One generation. Only one generation kind of got it right – the one that lived at the end of Moses’ tenure and the beginning of Joshua’s. Remember, the previous generation was denied access to the promised land and forced to roam around in the wilderness until they all died off. And now we read that the children of the “one generation” went off and did exactly what Joshua (and Moses before him) said that they would do.
It only took one generation for the people to completely forget about God. You have to wonder how in the world we can be so self-destructive. Forget about the spiritual side of things for a moment. This was the God who had allowed them to absolutely route some of the largest cities around. This was the God that threw hail stones at their enemies. He was a good friend to have! And yet, within one generation, the people of Israel were looking elsewhere for their inspiration.

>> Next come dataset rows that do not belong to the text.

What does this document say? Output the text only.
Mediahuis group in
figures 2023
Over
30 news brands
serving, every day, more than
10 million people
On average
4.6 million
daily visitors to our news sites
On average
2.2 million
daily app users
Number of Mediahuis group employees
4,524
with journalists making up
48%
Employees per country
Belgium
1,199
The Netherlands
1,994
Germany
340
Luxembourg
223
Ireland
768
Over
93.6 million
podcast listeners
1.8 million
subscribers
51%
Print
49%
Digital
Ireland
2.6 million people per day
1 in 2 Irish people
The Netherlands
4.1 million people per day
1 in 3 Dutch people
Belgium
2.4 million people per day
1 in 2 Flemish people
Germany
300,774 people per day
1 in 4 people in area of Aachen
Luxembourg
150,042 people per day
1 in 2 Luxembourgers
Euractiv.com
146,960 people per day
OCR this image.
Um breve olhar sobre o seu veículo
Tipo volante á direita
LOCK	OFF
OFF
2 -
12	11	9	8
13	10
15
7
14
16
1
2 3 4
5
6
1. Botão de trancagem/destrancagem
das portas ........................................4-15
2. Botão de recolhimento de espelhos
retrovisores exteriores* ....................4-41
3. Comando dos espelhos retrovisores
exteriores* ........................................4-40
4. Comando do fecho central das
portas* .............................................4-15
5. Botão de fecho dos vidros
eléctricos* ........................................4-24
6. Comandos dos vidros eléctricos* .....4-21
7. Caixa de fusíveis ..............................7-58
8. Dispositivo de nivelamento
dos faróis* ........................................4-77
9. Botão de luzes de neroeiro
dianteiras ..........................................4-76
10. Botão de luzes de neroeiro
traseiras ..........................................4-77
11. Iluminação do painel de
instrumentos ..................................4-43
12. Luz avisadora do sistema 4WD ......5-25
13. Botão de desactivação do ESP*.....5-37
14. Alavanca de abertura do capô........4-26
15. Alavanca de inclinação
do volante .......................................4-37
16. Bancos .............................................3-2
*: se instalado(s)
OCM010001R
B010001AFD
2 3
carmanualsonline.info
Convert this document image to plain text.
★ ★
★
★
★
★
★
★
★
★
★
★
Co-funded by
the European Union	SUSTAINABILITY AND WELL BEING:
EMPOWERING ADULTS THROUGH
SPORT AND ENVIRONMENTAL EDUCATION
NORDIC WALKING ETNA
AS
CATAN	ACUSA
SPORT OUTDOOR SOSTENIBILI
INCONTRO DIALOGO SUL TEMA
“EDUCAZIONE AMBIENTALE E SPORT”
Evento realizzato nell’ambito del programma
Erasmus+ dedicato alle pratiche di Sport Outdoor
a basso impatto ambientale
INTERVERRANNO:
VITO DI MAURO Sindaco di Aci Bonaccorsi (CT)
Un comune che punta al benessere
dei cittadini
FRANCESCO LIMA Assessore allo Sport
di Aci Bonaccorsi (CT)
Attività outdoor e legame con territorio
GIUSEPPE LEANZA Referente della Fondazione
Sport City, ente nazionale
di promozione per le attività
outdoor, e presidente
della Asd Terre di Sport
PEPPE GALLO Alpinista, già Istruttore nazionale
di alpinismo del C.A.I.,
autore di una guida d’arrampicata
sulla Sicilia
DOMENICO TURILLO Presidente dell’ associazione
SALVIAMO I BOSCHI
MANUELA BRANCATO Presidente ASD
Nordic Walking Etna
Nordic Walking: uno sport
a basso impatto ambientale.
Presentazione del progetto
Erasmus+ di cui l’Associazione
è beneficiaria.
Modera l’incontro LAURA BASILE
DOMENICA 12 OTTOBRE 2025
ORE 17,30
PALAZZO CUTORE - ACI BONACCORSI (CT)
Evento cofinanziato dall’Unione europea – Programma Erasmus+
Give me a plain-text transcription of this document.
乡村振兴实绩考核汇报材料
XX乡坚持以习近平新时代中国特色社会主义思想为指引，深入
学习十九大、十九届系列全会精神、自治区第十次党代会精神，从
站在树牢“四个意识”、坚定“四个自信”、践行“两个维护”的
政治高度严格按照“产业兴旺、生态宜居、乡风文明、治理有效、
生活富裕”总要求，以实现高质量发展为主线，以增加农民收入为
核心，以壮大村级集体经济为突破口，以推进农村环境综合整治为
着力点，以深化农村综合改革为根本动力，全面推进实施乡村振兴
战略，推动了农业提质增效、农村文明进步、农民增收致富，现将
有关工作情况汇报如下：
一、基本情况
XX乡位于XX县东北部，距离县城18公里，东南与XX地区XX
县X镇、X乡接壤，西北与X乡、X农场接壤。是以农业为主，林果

Inspiration, it seems, is what we’re all looking for and we’ve become convinced that we can only find it in something brand new. Shiny objects distract and attract us, drawing us away from the tried and true. Like a mosquito flying into a bright light, we are mesmerized by that which is unfamiliar. We are sucked in by the mystery and wonder of it all. Everything else seems boring.
And yet, what we fail so often to realize is that the ultimate mystery and the only truly mesmerizing force in the universe lies “back there” where we came from. Hopefully, as you read along with me, the Holy Spirit is opening up these Scriptures to you and reminding you of the vastness of God and his story. I mean, there’s so much in this book that we should never get bored. If I’m bored by the Bible, it’s because I am a boring reader, not because it’s a boring story.
The Israelites failed to understand that. They got what they wanted from God and moved on. I don’t want to do the same. For you and I, it is imperative that we keep the mystery in front of us, that we recognize the vastness of God and that we allow ourselves, everyday, to be inspired and utterly amazed by him.